Mr. Hickey took quickly to teaching, and to his new hometown. The city seemed to embody everything he dreamed of for a democratic culture — art galleries nestled beside giant casino-hotels, opera singers trading stages with lion tamers, and all of it filtered through the hustle and bustle of commerce.
“Las Vegas is a risk-oriented culture,” he told The New York Times in 2002. “If you’re not taking any chances, you’re not having any fun.”
He married Dr. Lumpkin in 1993. She taught alongside her husband at the University of Nevada, Las Vegas, for several years, and in 2010 they moved to the University of New Mexico and settled in Santa Fe.
Along with his wife, he is survived by his brother, Michael Hickey.
Facing health problems, Mr. Hickey retired from teaching in 2012. But he kept writing, including on Facebook. Two edited collections of his posts, “Wasted Words” and “Dust Bunnies,” appeared in 2016. Another book, “25 Women: Essays on Their Art,” also published in 2016, raised the eyebrows of those who still viewed him as an unreconstructed male chauvinist.

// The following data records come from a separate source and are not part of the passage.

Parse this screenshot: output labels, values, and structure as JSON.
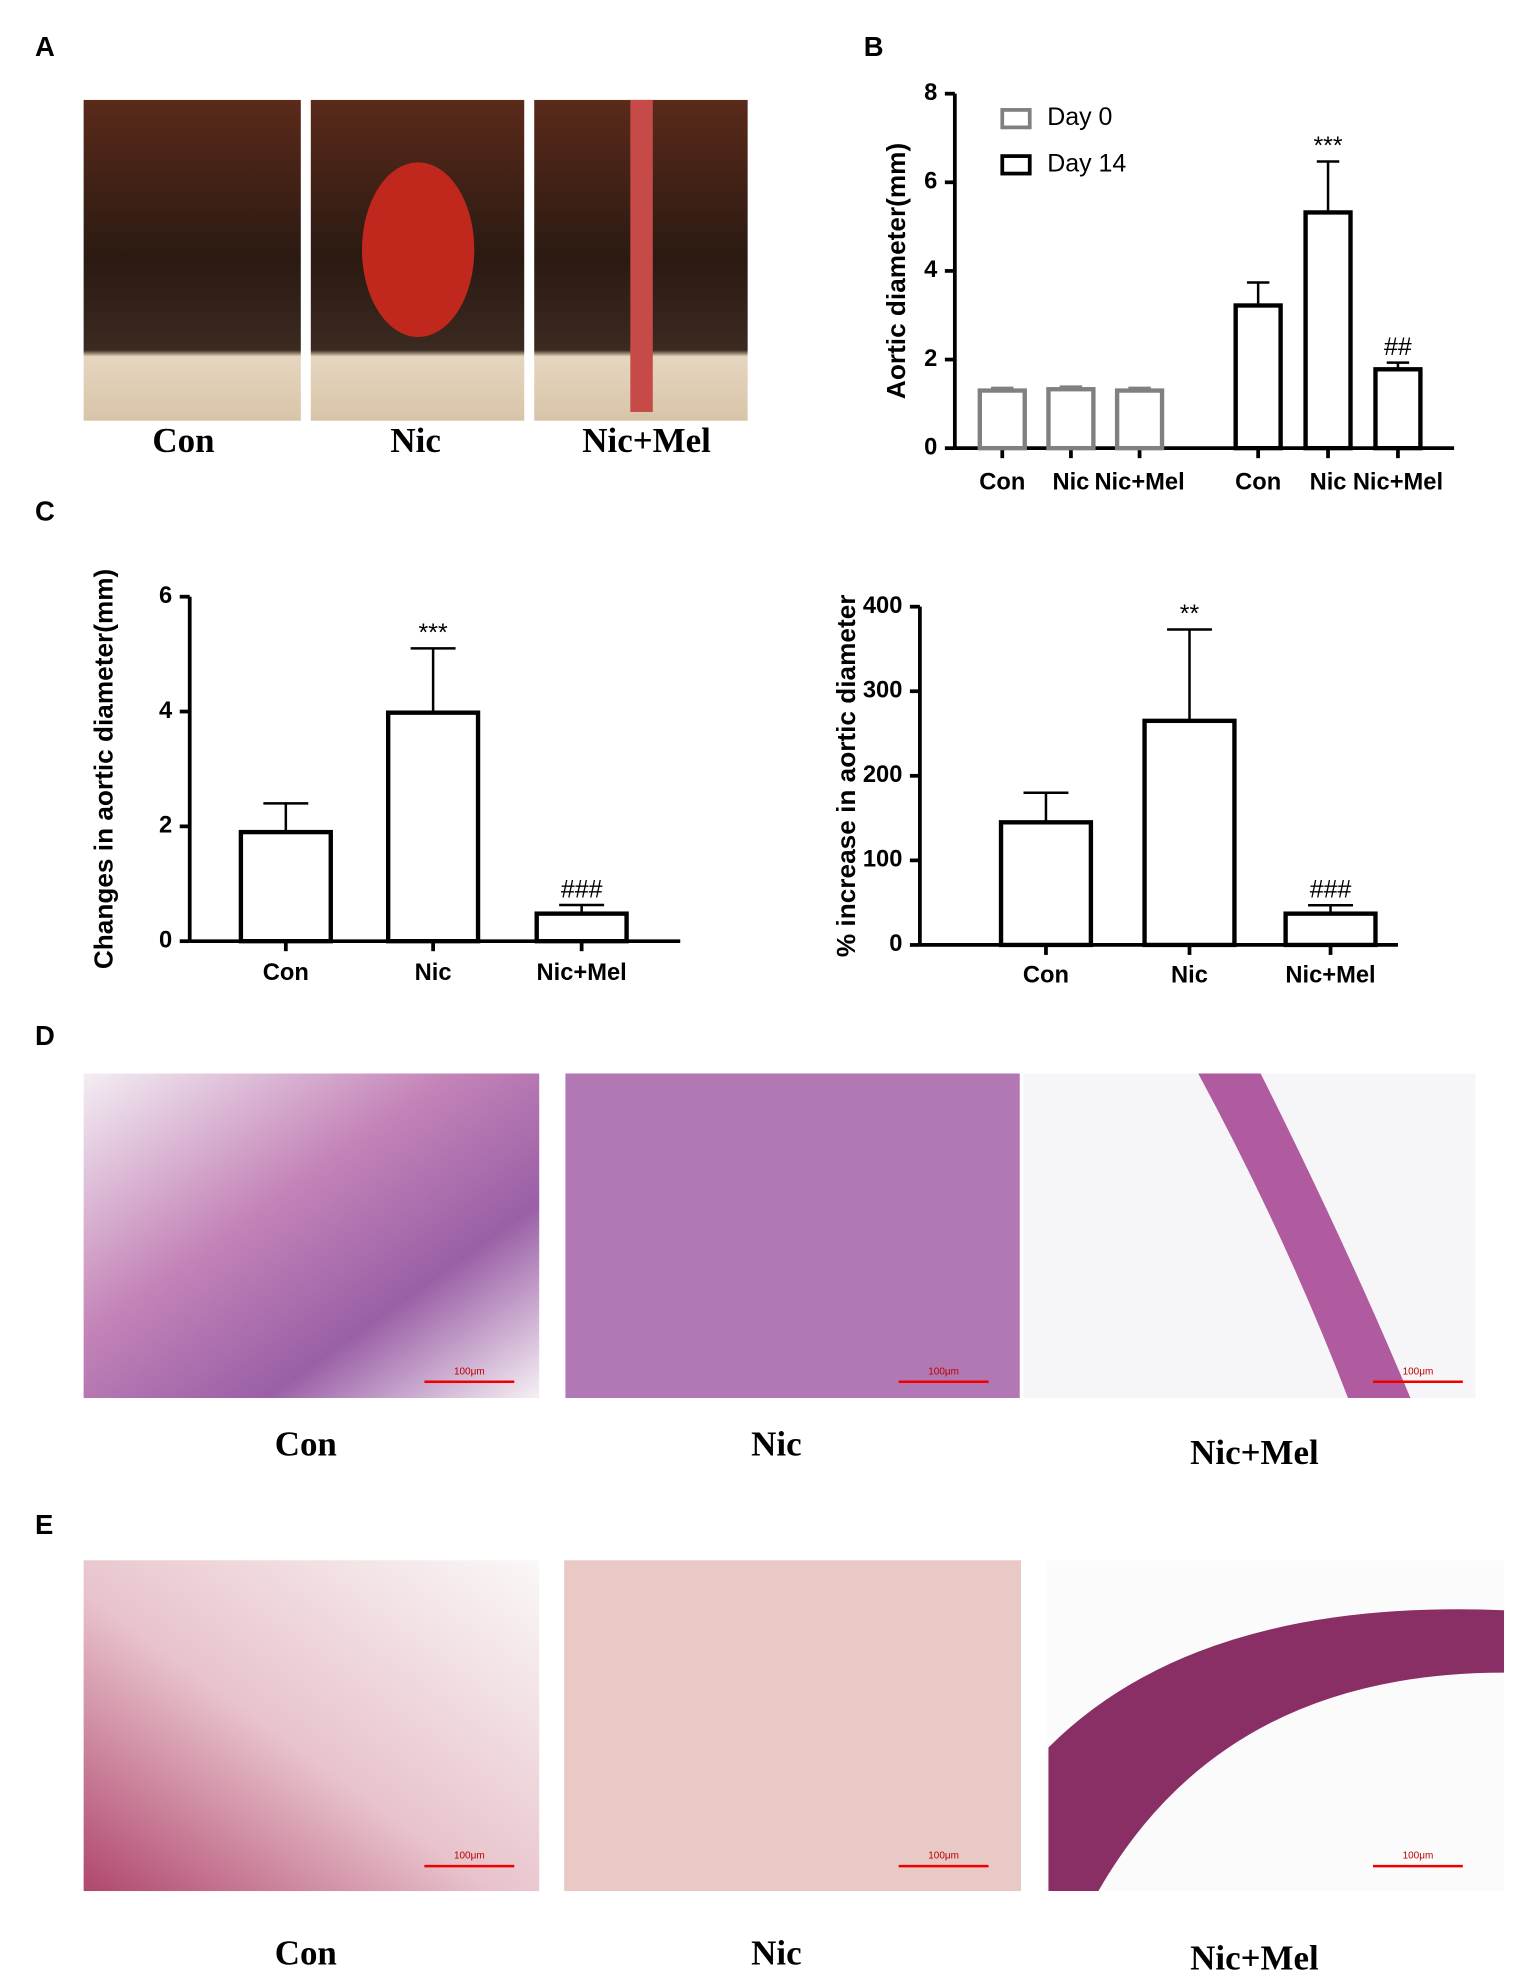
{
  "figure": {
    "panel_labels": [
      "A",
      "B",
      "C",
      "D",
      "E"
    ],
    "photo_captions_a": [
      "Con",
      "Nic",
      "Nic+Mel"
    ],
    "photo_captions_d": [
      "Con",
      "Nic",
      "Nic+Mel"
    ],
    "photo_captions_e": [
      "Con",
      "Nic",
      "Nic+Mel"
    ],
    "scale_bar_label": "100μm"
  },
  "chart_data": [
    {
      "type": "bar",
      "y_label": "Aortic diameter(mm)",
      "categories": [
        "Con",
        "Nic",
        "Nic+Mel",
        "Con",
        "Nic",
        "Nic+Mel"
      ],
      "series": [
        {
          "name": "Day 0",
          "color": "#808080",
          "values": [
            1.3,
            1.33,
            1.3,
            null,
            null,
            null
          ],
          "errors": [
            0.06,
            0.06,
            0.06,
            null,
            null,
            null
          ],
          "annotations": [
            null,
            null,
            null,
            null,
            null,
            null
          ]
        },
        {
          "name": "Day 14",
          "color": "#000000",
          "values": [
            null,
            null,
            null,
            3.22,
            5.32,
            1.78
          ],
          "errors": [
            null,
            null,
            null,
            0.52,
            1.15,
            0.15
          ],
          "annotations": [
            null,
            null,
            null,
            null,
            "***",
            "##"
          ]
        }
      ],
      "ylim": [
        0,
        8
      ],
      "yticks": [
        0,
        2,
        4,
        6,
        8
      ],
      "legend": "upper left"
    },
    {
      "type": "bar",
      "y_label": "Changes in aortic diameter(mm)",
      "categories": [
        "Con",
        "Nic",
        "Nic+Mel"
      ],
      "color": "#000000",
      "values": [
        1.9,
        3.98,
        0.48
      ],
      "errors": [
        0.5,
        1.12,
        0.15
      ],
      "annotations": [
        null,
        "***",
        "###"
      ],
      "ylim": [
        0,
        6
      ],
      "yticks": [
        0,
        2,
        4,
        6
      ]
    },
    {
      "type": "bar",
      "y_label": "% increase in aortic diameter",
      "categories": [
        "Con",
        "Nic",
        "Nic+Mel"
      ],
      "color": "#000000",
      "values": [
        145,
        265,
        37
      ],
      "errors": [
        35,
        108,
        10
      ],
      "annotations": [
        null,
        "**",
        "###"
      ],
      "ylim": [
        0,
        400
      ],
      "yticks": [
        0,
        100,
        200,
        300,
        400
      ]
    }
  ]
}
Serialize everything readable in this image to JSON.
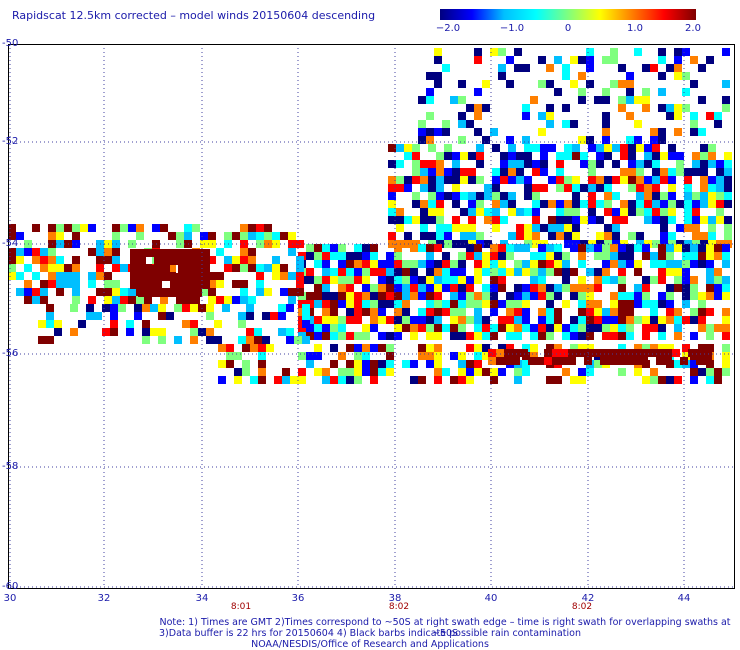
{
  "title": "Rapidscat 12.5km corrected – model winds 20150604 descending",
  "colorbar": {
    "labels": [
      "−2.0",
      "−1.0",
      "0",
      "1.0",
      "2.0"
    ],
    "range": [
      -2.0,
      2.0
    ],
    "colors": [
      "#00007f",
      "#0000ff",
      "#00bfff",
      "#00ffff",
      "#7fff7f",
      "#ffff00",
      "#ff7f00",
      "#ff0000",
      "#7f0000"
    ]
  },
  "map": {
    "x_ticks": [
      "30",
      "32",
      "34",
      "36",
      "38",
      "40",
      "42",
      "44"
    ],
    "y_ticks": [
      "-50",
      "-52",
      "-54",
      "-56",
      "-58",
      "-60"
    ],
    "lon_range": [
      30,
      45
    ],
    "lat_range": [
      -50,
      -60
    ],
    "grid": "dotted"
  },
  "times": [
    "8:01",
    "8:02",
    "8:02"
  ],
  "notes": {
    "line1": "Note: 1) Times are GMT 2)Times correspond to ~50S at right swath edge – time is right swath for overlapping swaths at ~50S",
    "line2": "3)Data buffer is 22 hrs for 20150604 4) Black barbs indicate possible rain contamination",
    "line3": "NOAA/NESDIS/Office of Research and Applications"
  }
}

And he continued to poke back at all the forces and institutions that he insisted had ruined the art world he had known as a younger man. He held identity politics in particular disdain, he told The Los Angeles Times in 2014, for dividing otherwise like-minded people into antagonistic categories.
“Identity politics tribalized the art underground and broke up the dissonant tone of it — a tribe of women, a tribe of Black people, a tribe of gay people,” he said. “It used to be all of us, together, just down in the dirt.”